Na época, a polícia conseguiu prender o assassino, um ex-segurança e ex-cabo do Grupo de Ações Táticas Especiais (Gate) da Polícia Militar, que escolheu aleatoriamente sua vítima por conta do carro que ela tinha, e ele confessou que tinha matado e jogado o corpo de Luciana na Rodovia Anchieta. Desde então, a família de Lúcia optou por sobreviver e assim mãe, pai, irmã, sobrinhos e o ex-noivo têm feito, como ela conta:
“Depois que a morte foi confirmada e encontramos o corpo, minha vida parou de fazer sentido. Sentia vontade de morrer e achava que nunca mais seria feliz. Depois de quatro meses da morte, soube por uma colega da minha filha mais velha sobre um grupo de mães que perderam seus filhos em um acidente de carro. Lá me senti acolhida. Além dos encontros que acontecem duas vezes por semana, nos falamos por telefone, as pessoas perguntam se você precisa de uma visita.

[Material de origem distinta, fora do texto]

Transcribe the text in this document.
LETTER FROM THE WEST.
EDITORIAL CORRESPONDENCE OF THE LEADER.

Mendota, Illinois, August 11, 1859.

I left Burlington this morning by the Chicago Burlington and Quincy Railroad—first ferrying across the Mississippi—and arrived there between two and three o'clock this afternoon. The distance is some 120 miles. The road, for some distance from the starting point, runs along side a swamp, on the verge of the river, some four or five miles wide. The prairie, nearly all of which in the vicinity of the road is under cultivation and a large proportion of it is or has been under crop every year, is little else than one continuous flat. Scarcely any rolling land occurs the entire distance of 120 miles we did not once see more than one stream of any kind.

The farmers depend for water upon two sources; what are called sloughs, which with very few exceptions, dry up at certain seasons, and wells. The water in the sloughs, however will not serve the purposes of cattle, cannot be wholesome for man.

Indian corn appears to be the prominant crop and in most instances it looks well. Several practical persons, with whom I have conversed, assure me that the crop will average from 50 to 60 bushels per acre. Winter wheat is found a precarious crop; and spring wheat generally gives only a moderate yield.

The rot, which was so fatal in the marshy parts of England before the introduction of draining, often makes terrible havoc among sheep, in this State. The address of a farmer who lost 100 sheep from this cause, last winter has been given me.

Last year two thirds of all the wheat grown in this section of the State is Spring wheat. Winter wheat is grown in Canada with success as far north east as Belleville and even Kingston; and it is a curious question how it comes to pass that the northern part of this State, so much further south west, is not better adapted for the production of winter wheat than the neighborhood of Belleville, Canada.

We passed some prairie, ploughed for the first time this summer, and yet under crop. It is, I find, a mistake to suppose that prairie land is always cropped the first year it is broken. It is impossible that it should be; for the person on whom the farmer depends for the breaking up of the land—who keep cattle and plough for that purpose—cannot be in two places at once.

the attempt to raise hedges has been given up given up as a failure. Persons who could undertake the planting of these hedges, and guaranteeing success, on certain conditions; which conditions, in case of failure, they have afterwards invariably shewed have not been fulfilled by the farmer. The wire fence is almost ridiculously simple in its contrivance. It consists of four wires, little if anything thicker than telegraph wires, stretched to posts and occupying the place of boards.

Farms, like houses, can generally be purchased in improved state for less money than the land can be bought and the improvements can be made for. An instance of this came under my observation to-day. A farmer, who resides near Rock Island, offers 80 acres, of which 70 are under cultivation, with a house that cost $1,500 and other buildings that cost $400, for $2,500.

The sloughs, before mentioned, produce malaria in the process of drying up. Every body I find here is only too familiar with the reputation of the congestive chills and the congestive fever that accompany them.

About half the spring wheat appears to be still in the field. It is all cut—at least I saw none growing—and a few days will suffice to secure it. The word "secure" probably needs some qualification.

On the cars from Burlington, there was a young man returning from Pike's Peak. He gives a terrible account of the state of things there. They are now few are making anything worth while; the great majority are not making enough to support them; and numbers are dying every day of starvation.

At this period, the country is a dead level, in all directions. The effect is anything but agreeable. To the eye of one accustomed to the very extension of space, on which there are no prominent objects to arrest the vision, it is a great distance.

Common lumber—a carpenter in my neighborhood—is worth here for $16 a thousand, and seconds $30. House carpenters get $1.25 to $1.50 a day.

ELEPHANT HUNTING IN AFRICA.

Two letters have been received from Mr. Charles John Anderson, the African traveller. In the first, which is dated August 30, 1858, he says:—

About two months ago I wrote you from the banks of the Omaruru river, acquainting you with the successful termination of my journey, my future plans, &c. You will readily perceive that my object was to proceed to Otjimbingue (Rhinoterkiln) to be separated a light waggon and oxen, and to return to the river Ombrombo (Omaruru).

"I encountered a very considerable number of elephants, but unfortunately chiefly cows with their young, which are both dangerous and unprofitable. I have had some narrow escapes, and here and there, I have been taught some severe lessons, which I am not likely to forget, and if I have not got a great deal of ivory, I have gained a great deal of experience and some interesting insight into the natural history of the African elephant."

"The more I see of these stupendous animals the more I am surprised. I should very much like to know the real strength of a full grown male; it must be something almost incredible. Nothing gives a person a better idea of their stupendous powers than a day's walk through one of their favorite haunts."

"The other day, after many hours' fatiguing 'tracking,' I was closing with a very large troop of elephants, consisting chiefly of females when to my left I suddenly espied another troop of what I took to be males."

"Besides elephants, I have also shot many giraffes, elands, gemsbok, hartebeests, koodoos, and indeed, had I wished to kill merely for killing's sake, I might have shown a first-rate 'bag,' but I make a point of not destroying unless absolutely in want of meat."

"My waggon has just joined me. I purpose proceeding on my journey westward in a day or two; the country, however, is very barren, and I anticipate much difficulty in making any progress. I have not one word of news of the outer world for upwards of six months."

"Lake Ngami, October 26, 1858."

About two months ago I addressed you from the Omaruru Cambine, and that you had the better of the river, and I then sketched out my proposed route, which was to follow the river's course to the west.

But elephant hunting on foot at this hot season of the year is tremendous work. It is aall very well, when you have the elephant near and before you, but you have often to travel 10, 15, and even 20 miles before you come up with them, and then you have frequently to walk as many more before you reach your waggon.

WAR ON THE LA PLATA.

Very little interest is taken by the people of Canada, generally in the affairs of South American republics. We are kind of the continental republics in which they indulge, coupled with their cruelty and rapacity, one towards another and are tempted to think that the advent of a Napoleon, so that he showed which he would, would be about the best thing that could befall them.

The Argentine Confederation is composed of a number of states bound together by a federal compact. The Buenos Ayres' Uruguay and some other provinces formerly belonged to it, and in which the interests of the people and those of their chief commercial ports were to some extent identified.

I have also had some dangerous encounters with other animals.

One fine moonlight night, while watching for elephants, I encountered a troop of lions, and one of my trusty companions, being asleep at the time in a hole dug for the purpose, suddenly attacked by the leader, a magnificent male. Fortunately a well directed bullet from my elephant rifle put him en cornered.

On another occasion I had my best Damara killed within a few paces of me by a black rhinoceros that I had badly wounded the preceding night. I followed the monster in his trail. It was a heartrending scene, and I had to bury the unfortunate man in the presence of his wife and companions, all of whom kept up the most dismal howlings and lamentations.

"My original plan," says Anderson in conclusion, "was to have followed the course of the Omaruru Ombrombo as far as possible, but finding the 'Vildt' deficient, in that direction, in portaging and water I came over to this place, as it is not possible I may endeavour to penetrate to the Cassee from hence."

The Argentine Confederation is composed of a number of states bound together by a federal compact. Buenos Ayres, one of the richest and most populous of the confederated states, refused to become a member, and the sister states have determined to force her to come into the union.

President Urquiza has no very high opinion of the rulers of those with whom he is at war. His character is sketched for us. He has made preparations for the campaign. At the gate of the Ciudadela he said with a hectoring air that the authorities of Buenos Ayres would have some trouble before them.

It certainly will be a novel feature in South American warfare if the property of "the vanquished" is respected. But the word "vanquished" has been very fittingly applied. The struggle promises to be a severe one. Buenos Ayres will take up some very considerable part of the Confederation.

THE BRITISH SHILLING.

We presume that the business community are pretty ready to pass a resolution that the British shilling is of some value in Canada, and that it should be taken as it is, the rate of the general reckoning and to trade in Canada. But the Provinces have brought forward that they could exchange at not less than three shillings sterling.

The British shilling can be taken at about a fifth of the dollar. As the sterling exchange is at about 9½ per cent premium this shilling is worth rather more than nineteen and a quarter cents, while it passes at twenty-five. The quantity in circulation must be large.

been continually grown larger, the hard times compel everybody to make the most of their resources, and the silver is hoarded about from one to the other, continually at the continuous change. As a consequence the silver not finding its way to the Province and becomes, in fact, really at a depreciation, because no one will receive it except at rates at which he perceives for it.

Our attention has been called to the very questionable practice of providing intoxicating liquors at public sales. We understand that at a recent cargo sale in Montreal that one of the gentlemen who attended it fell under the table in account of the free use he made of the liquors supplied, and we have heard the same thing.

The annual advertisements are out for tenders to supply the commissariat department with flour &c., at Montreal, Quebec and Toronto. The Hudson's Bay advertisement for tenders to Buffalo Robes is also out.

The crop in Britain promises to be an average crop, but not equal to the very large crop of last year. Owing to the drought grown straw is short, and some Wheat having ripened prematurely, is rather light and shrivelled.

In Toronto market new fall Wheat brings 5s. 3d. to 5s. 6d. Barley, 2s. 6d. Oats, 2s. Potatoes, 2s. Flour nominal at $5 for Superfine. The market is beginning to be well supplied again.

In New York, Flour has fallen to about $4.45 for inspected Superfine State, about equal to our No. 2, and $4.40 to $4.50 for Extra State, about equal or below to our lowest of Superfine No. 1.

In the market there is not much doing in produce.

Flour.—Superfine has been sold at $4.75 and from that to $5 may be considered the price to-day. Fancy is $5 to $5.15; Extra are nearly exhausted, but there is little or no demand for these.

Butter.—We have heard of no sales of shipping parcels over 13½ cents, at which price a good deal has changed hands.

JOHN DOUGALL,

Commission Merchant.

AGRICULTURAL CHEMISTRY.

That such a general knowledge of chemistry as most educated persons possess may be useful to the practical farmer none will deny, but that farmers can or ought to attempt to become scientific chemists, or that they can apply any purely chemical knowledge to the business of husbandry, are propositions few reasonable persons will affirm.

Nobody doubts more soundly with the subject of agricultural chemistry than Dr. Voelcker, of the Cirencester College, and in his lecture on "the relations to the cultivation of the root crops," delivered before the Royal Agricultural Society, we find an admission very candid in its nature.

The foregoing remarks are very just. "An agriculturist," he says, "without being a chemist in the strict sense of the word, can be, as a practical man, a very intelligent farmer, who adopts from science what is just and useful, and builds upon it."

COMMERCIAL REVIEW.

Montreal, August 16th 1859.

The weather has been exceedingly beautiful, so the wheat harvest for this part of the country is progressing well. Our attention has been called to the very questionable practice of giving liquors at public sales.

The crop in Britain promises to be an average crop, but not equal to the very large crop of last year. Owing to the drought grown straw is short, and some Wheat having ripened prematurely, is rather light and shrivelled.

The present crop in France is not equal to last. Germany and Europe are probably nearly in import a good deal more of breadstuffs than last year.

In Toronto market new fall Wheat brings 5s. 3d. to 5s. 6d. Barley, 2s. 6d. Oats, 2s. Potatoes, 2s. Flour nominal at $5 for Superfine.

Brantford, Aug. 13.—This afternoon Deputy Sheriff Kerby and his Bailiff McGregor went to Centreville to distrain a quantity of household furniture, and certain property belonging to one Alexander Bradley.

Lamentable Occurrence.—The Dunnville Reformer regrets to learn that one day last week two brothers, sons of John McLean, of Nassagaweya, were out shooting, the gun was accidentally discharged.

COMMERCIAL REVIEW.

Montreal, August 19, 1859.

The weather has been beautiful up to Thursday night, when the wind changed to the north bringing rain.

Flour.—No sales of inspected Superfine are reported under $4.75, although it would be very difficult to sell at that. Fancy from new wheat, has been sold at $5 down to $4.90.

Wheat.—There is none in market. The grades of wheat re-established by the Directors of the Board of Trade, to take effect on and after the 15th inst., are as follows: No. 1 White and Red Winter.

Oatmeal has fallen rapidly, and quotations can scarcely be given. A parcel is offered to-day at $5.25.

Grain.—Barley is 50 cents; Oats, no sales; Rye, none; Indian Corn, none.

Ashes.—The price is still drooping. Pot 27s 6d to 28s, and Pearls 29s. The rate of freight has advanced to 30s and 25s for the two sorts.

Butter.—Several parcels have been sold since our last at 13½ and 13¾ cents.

Abrimos nossas histórias, choramos, nos apoiamos, fazemos eventos juntos, produzimos roupas para mães carentes... Entendemos que precisamos ser o melhor que podemos.
Também busquei ajuda psiquiátrica, faço terapia e me apeguei no espiritismo para encontrar as respostas que ninguém me dava. Entendi que vou encontrá-la, mas antes preciso estar bem. Cresci muito espiritualmente, mas às vezes paro e falo com a Lu [a filha morta]: ‘Tive que passar por isso, pagar esse preço para crescer espiritualmente?’ A sensação é de impotência.
Todo dia um recomeço
Durante esse período, entendi que o luto tem fases. E é importante passar por elas e escolher o que você quer fazer - seguir ou ficar em uma cama? Optei por ver meus netos crescerem, ser uma avó boa, uma mãe melhor ainda para minha outra filha e viver bem com meu marido. Hoje, se minha filha pede: ‘você pode pegar o fulano na escola?’ Digo: ‘sim.’ Faço tudo que posso por eles, vivo realmente como se fosse o último dia. Muitas situações que antes me afetavam ficaram para trás. Você aprende a viver novamente, mas no início acha que não tem direito mais de sentir prazer por nada. Seja por um momento ou um prato de comida.
Mas, claro, têm lugares que não consigo passar, pessoas que não posso ver, não porque me fizeram mal, mas porque me fazem lembrar dela e isso me faz muito mal. Às vezes nos afastamos (pais que perderam seus filhos), mas não é por maldade. Meu ex-genro casou novamente, tiveram um filho e ele vivia pedindo para visitá-los, mas não conseguia. Por que minha filha morou naquela casa... Tem dia que você está bem e cai uma lágrima. Mas é importante seguir em frente.”